Batch Script: Version-1

@echo off

for /f "delims=" %%a in ('wmic OS Get localdatetime  ^| find "."') do set "dt=%%a"

:: Format the WMIC command output in YY_MM_DD_hr_mn format
set "YY=%dt:~0,4%"
set "MM=%dt:~4,2%"
set "DD=%dt:~6,2%"
set "hr=%dt:~8,2%"
set "mn=%dt:~10,2%"

set "today_date_time=%YY%_%MM%_%DD%_%hr%_%mn%"
echo %today_date_time%

:: Create a folder in the current directory with name as today’s date and time as shown below
mkdir .\%today_date_time%

:: Append today’s date and time in your log file name created in the current directory as shown below
echo This information will be recorded in the following log file >> %today_date_time%_Output.log

Save the above code in a batch file (test.bat) as shown below:

Automation: Batch script to add today's date and time in file/folder name

Now let’s run this batch script (either from the command line or directly from the folder itself by double-clicking on test.bat).

Running this batch script will create the following two things:
  1. A log file in current directory with name: %today_date_time%_Output.log
  2. A folder in current directory with name: %today_date_time%

Automation: Batch script to add today's date and time in file/folder name

Batch Script: Version-2

If you want to display the month-name (with the first 3 characters like 'Feb') and not the month-number, use the below batch script code:

@echo off

for /f "delims=" %%a in ('wmic OS Get localdatetime  ^| find "."') do set "dt=%%a"

:: Format the WMIC command output in YY_MM_DD_hr_mn format
set "YY=%dt:~0,4%"
set "MM=%dt:~4,2%"
set "DD=%dt:~6,2%"
set "hr=%dt:~8,2%"
set "mn=%dt:~10,2%"

:: Format the MM (month-number) to display the month-name
if %MM%==01 set MM=Jan
if %MM%==02 set MM=Feb
if %MM%==03 set MM=Mar
if %MM%==04 set MM=Apr
if %MM%==05 set MM=May
if %MM%==06 set MM=Jun
if %MM%==07 set MM=Jul
if %MM%==08 set MM=Aug
if %MM%==09 set MM=Sep
if %MM%==10 set MM=Oct
if %MM%==11 set MM=Nov
if %MM%==12 set MM=Dec

set "today_date_time=%YY%_%MM%_%DD%_%hr%_%mn%"
echo %today_date_time%

:: Create a folder in the current directory with name as today’s date and time as shown below
mkdir .\%today_date_time%

:: Append today’s date and time in your log file name created in the current directory as shown below
echo This information will be recorded in the following log file >> %today_date_time%_Output.log

Running above batch script will generate your output in below format (with month-name in place of month-number compared to the first batch script):

Automation: Batch script to add today's date and time in file/folder name

The purpose here is that you can use the above two batch script codes in any of your batch files where you either want to create a backup folder or a log file with the current date and timestamp added in the folder or file name.

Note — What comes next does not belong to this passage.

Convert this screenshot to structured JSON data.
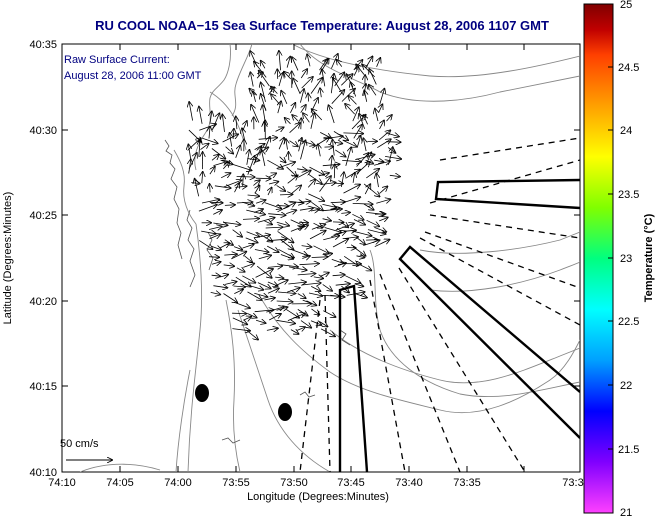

WMIC localdatetime command can be run on any Windows platform and the result will be the same. You don’t need to worry about Windows system regional settings and the variation in date and time formats. The returned value of WMIC localdatetime is always in the same format and with time in the 24-hour format.

WMIC localdatetime command works universally on all locales or date-time formats that's why it is the most reliable way to get the date in batch scripting.

That's all for this post.

I hope this article has helped you. 
Your suggestions/feedback are most welcome.
Keep learning and Have a great day!!!